The United Nations says that the increasing use of coal in Asian countries is undermining international efforts to fight climate change.
Countries including India, Indonesia, the Philippines and Vietnam are accelerating their move to cheap coal power amid rising demand for power.
An estimated 36 per cent of the world’s energy is still produced by coal, although it is the largest contributor to climate change, and responsible for around 46 per cent of global carbon-dioxide emissions.
In central Europe, Poland has some of the worst air quality in the European Union, partly due to mining and burning of coal for winter heating in the winter.
This is intensified by the burning of wood and garbage to heat homes, which adds other pollutants to Polish air.
Nitrogen oxides, ground-level ozone and fine particulate matter are often named as the three pollutants that most severely harm human health, impairing the respiratory system and leading to premature death.
It has been estimated in a European Commission report that around four-fifths of Polish coal mines are unprofitable. The populist Law and Justice Party administration has maintained support for the coal sector and provides government subsidies to preserve the industry.
Rising carbon emission costs and volatility in the energy market, however, have made that commitment less popular among voters.
The European Environment Agency states said around 90 per cent of urban Europeans are exposed to harmful air quality.
And Asian states must set more ambitious goals to tackle climate change, said Ovais Sarmad of the UN Framework Convention on Climate Change.
“There are certain countries in this region still relying heavily on coal and fossil fuels as sources of energy, and in some areas that is growing,” the deputy executive secretary said.
“That’s a very, very serious problem because … all those gains that had been made in other parts of the world would be completely negated.”
The Asia-Pacific Climate Week 2019 in Bangkok has been looking at reducing harmful emissions.

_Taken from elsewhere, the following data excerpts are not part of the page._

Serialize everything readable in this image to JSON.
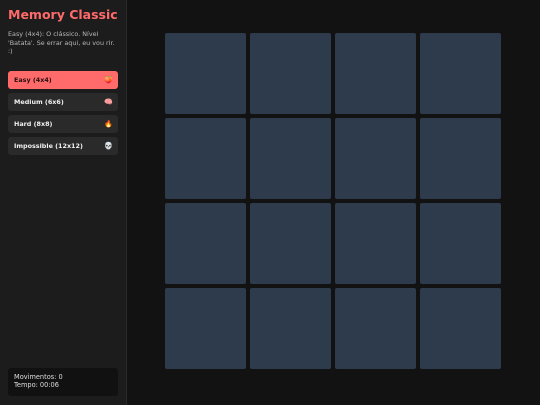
{
  "sidebar": {
    "title": "Memory Classic",
    "description": "Easy (4x4): O clássico. Nível 'Batata'. Se errar aqui, eu vou rir. :)",
    "levels": [
      {
        "label": "Easy (4x4)",
        "icon": "🍑",
        "icon_name": "peach-icon",
        "active": true
      },
      {
        "label": "Medium (6x6)",
        "icon": "🧠",
        "icon_name": "brain-icon",
        "active": false
      },
      {
        "label": "Hard (8x8)",
        "icon": "🔥",
        "icon_name": "fire-icon",
        "active": false
      },
      {
        "label": "Impossible (12x12)",
        "icon": "💀",
        "icon_name": "skull-icon",
        "active": false
      }
    ],
    "stats": {
      "moves": "Movimentos: 0",
      "time": "Tempo: 00:06"
    }
  },
  "board": {
    "rows": 4,
    "cols": 4,
    "card_color": "#2d3b4d"
  },
  "colors": {
    "accent": "#ff6b6b",
    "background": "#121212",
    "sidebar": "#1c1c1c"
  }
}
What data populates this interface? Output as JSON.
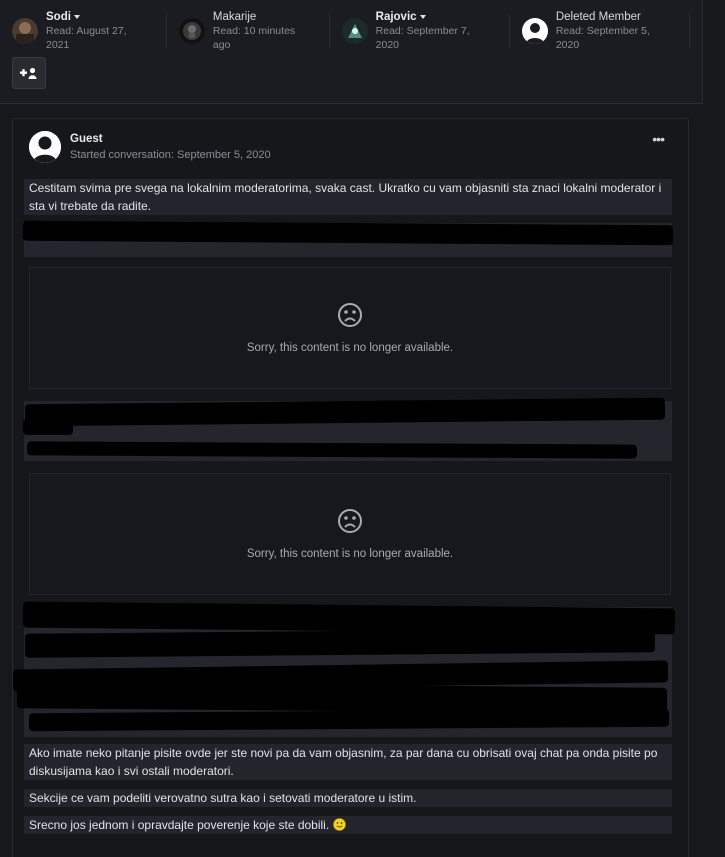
{
  "participants": [
    {
      "name": "Sodi",
      "read": "Read: August 27, 2021",
      "has_menu": true
    },
    {
      "name": "Makarije",
      "read": "Read: 10 minutes ago",
      "has_menu": false
    },
    {
      "name": "Rajovic",
      "read": "Read: September 7, 2020",
      "has_menu": true
    },
    {
      "name": "Deleted Member",
      "read": "Read: September 5, 2020",
      "has_menu": false
    }
  ],
  "add_participant_icon": "add-user-icon",
  "post": {
    "author": "Guest",
    "started": "Started conversation: September 5, 2020",
    "more_icon": "ellipsis-icon",
    "paragraphs": {
      "p1": "Cestitam svima pre svega na lokalnim moderatorima, svaka cast. Ukratko cu vam objasniti sta znaci lokalni moderator i sta vi trebate da radite.",
      "p2": "Ako imate neko pitanje pisite ovde jer ste novi pa da vam objasnim, za par dana cu obrisati ovaj chat pa onda pisite po diskusijama kao i svi ostali moderatori.",
      "p3": "Sekcije ce vam podeliti verovatno sutra kao i setovati moderatore u istim.",
      "p4": "Srecno jos jednom i opravdajte poverenje koje ste dobili."
    },
    "unavailable_1": "Sorry, this content is no longer available.",
    "unavailable_2": "Sorry, this content is no longer available."
  },
  "colors": {
    "background": "#17181c",
    "text_highlight": "#24252c",
    "emoji": "#f5d327"
  }
}
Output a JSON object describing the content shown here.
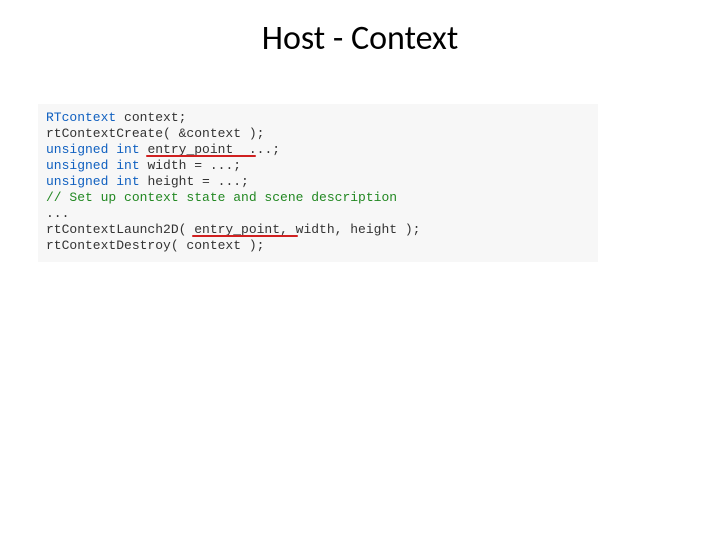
{
  "title": "Host - Context",
  "code": {
    "l1": {
      "a": "RTcontext",
      "b": " context;"
    },
    "l2": {
      "a": "rtContextCreate( &context );"
    },
    "l3": {
      "a": "unsigned",
      "b": " ",
      "c": "int",
      "d": " entry_point  ...;"
    },
    "l4": {
      "a": "unsigned",
      "b": " ",
      "c": "int",
      "d": " width = ...;"
    },
    "l5": {
      "a": "unsigned",
      "b": " ",
      "c": "int",
      "d": " height = ...;"
    },
    "l6": {
      "a": "// Set up context state and scene description"
    },
    "l7": {
      "a": "..."
    },
    "l8": {
      "a": "rtContextLaunch2D( entry_point, width, height );"
    },
    "l9": {
      "a": "rtContextDestroy( context );"
    }
  }
}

The UN said Asian countries must “grasp the many opportunities of climate action and to stave off the worst impacts of climate change, which are becoming increasingly costly for the region”.
Bangkok, Jakarta and Manila are all at risk of submersion as sea levels rise, climate scientists warn.
“Radical, transformative and highly ambitious actions need to happen at all levels,” Sarmad said. “We have very little time.”
The Bangkok event came before an international climate summit in New York this month and December’s UN Climate Change Conference (COP25) in Chile.